ThemesPluginsDocs
Docs Home Introduction Core Concepts
Get Started
Essentials
Advanced
API
Examples
Integrations

Users and Roles

One of the defining features of a quality app is your user and authentication system. Factor includes a powerful yet simple implementation that can handle almost anything you might need.

Setting Up

Setting up authentication only requires two things: a database and a password (token) for encoding and decoding authentication data. You'll also want SMTP working for email verification.

In your .env make sure you've set up the following:

FACTOR_DB_CONNECTION=mongodb+srv://...
FACTOR_AUTH_SECRET=random-secret-password
[email protected]
SMTP_PASSWORD=--PASSWORD--
SMTP_HOST=smtp.email-provider.org

Initial Admins Users

Factor has a simple user role system that is designed to serve most privilege based scenarios. To get this system started you first need to create some "admin" users that can then promote other users from the dashboard.

To add these initial admin users, you can add a list of emails in your package.json under admins:

{
  // package.json stuff
  "factor": {
    // factor stuff
    "admins": ["[email protected]", "[email protected]"]
  }
}

or if you like in your .env file under FACTOR_ADMINS.

# .env
FACTOR_ADMINS="[email protected],[email protected]"

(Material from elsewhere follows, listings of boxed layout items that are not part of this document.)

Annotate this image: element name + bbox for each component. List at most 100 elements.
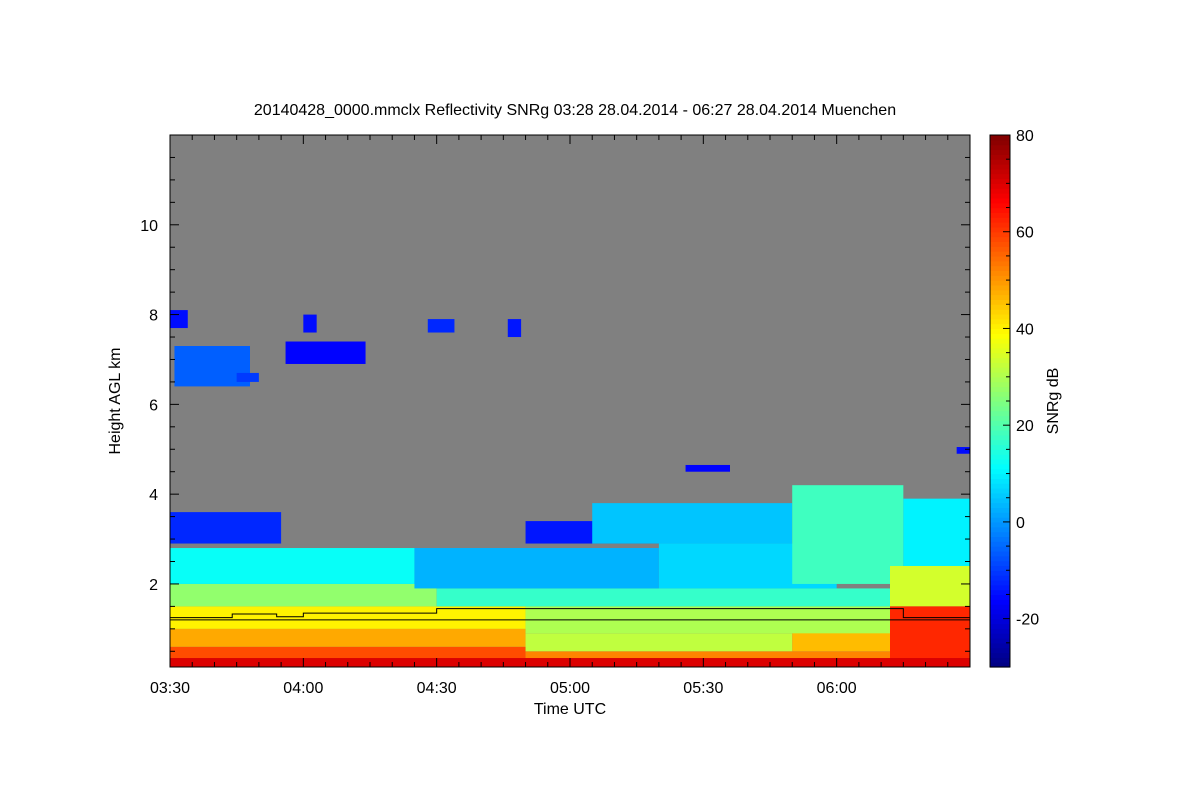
colorbar-segment [990, 135, 1010, 141]
colorbar-segment [990, 309, 1010, 315]
colorbar-segment [990, 647, 1010, 654]
colorbar-segment [990, 604, 1010, 610]
colorbar-segment [990, 652, 1010, 658]
colorbar-segment [990, 347, 1010, 354]
y-tick-label: 2 [149, 577, 158, 594]
x-tick-label: 04:30 [417, 680, 457, 697]
colorbar-segment [990, 575, 1010, 581]
colorbar-segment [990, 560, 1010, 567]
colorbar-segment [990, 405, 1010, 412]
colorbar-segment [990, 212, 1010, 218]
colorbar-segment [990, 642, 1010, 649]
echo-region [890, 606, 970, 659]
colorbar-tick-label: 40 [1016, 321, 1034, 338]
colorbar-segment [990, 502, 1010, 508]
y-tick-label: 10 [140, 218, 158, 235]
y-tick-label: 4 [149, 487, 158, 504]
colorbar-segment [990, 492, 1010, 499]
colorbar-segment [990, 226, 1010, 233]
echo-region [303, 314, 317, 333]
colorbar-segment [990, 454, 1010, 460]
echo-region [436, 588, 890, 607]
echo-region [890, 565, 970, 607]
echo-region [170, 646, 526, 659]
colorbar-segment [990, 613, 1010, 620]
colorbar-segment [990, 149, 1010, 155]
colorbar-segment [990, 526, 1010, 533]
colorbar-segment [990, 371, 1010, 378]
colorbar-segment [990, 521, 1010, 528]
plot-area [170, 135, 970, 667]
echo-region [525, 633, 793, 652]
colorbar-segment [990, 599, 1010, 605]
colorbar-segment [990, 449, 1010, 455]
colorbar-segment [990, 517, 1010, 523]
echo-region [903, 498, 970, 566]
colorbar-segment [990, 318, 1010, 325]
colorbar-segment [990, 637, 1010, 644]
echo-region [427, 319, 455, 333]
colorbar-segment [990, 420, 1010, 426]
colorbar-segment [990, 328, 1010, 334]
colorbar-segment [990, 144, 1010, 151]
colorbar-segment [990, 430, 1010, 436]
colorbar-tick-label: 80 [1016, 128, 1034, 145]
colorbar-segment [990, 425, 1010, 431]
colorbar-segment [990, 386, 1010, 392]
x-tick-label: 03:30 [150, 680, 190, 697]
colorbar-segment [990, 381, 1010, 388]
colorbar-segment [990, 565, 1010, 571]
colorbar-segment [990, 222, 1010, 228]
colorbar-segment [990, 255, 1010, 262]
colorbar-segment [990, 338, 1010, 344]
colorbar-tick-label: 0 [1016, 515, 1025, 532]
colorbar-segment [990, 376, 1010, 383]
colorbar-segment [990, 168, 1010, 175]
colorbar-tick-label: -20 [1016, 612, 1039, 629]
colorbar-segment [990, 608, 1010, 615]
colorbar-segment [990, 173, 1010, 180]
colorbar-tick-label: 20 [1016, 418, 1034, 435]
colorbar-segment [990, 434, 1010, 441]
colorbar-segment [990, 323, 1010, 330]
colorbar-segment [990, 633, 1010, 639]
colorbar-segment [990, 270, 1010, 276]
x-tick-label: 06:00 [817, 680, 857, 697]
colorbar-segment [990, 623, 1010, 629]
colorbar-segment [990, 512, 1010, 518]
colorbar-segment [990, 139, 1010, 146]
echo-region [525, 651, 890, 659]
colorbar-segment [990, 193, 1010, 199]
colorbar-segment [990, 555, 1010, 562]
colorbar-segment [990, 154, 1010, 160]
colorbar-segment [990, 342, 1010, 349]
colorbar-segment [990, 468, 1010, 475]
colorbar-segment [990, 570, 1010, 576]
echo-region [592, 503, 793, 544]
colorbar-segment [990, 536, 1010, 542]
chart-title: 20140428_0000.mmclx Reflectivity SNRg 03… [254, 102, 896, 119]
colorbar-segment [990, 246, 1010, 252]
colorbar-segment [990, 241, 1010, 247]
colorbar-segment [990, 396, 1010, 402]
colorbar-segment [990, 618, 1010, 625]
echo-region [792, 485, 904, 584]
colorbar-segment [990, 357, 1010, 363]
echo-region [170, 548, 415, 584]
colorbar-segment [990, 497, 1010, 504]
colorbar: -20 0 20 40 60 80 [989, 128, 1039, 668]
colorbar-segment [990, 546, 1010, 552]
colorbar-segment [990, 531, 1010, 538]
colorbar-segment [990, 333, 1010, 339]
colorbar-segment [990, 217, 1010, 223]
colorbar-segment [990, 410, 1010, 417]
colorbar-segment [990, 352, 1010, 359]
x-axis-label: Time UTC [534, 701, 606, 718]
colorbar-segment [990, 662, 1010, 668]
echo-region [236, 372, 259, 382]
x-tick-label: 04:00 [283, 680, 323, 697]
colorbar-segment [990, 478, 1010, 484]
colorbar-segment [990, 251, 1010, 257]
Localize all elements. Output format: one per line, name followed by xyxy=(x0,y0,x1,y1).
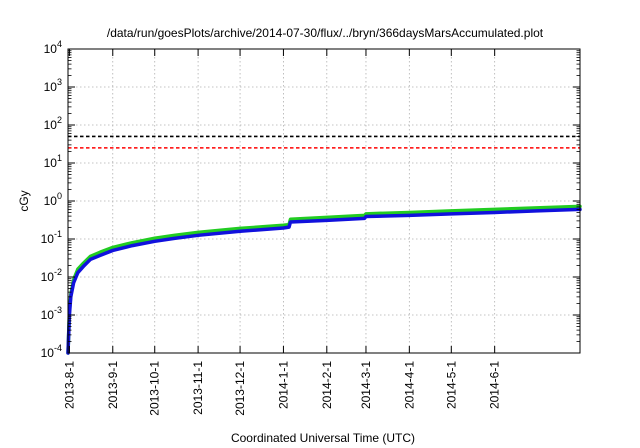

Now once a user with that email is logged in and verified, they will have access to admin features in the Factor dashboard.

Logging In and Signing Up

If you'd like to trigger signup/login and logout from within you're app, Factor provides you two useful functions:

import { showSignIn, logout } from "@factor/api"

// Shows signin UI (default or from plugin)
showSignIn()

// Logs the user out (if signed in)
logout()

Email Verification

Email verification is important because you need to make sure a user owns the email they sign up with.

When a user signs up, Factor sends them a verification email with a link to click to verify their account. For this to work, you'll need to have SMTP email setup (or verification emails won't be sent).

User Roles

Inside Factor there is a concept of user roles assigned to users. Each role is assigned an access level (0 - 500) and given privileges related to the scope of that role:

  • Admin (500) - All privileges
  • Moderator (300) - Ability to manage and edit posts, users
  • Editor (200) - Can write and edit their own posts and others
  • Creator (100) - Can write and edit their own posts
  • Member (1) - Logged in, can manage own account settings
  • Anonymous (0)

Promoting Users to Roles

If you are an admin user, then you will have the right to "promote" other users in the CMS directly from the dashboard. You can find this functionality under dashboard > users > select action.

Promoting Users

Advanced Authentication and Privileges

To learn more about working with authentication and privileges check out the doc.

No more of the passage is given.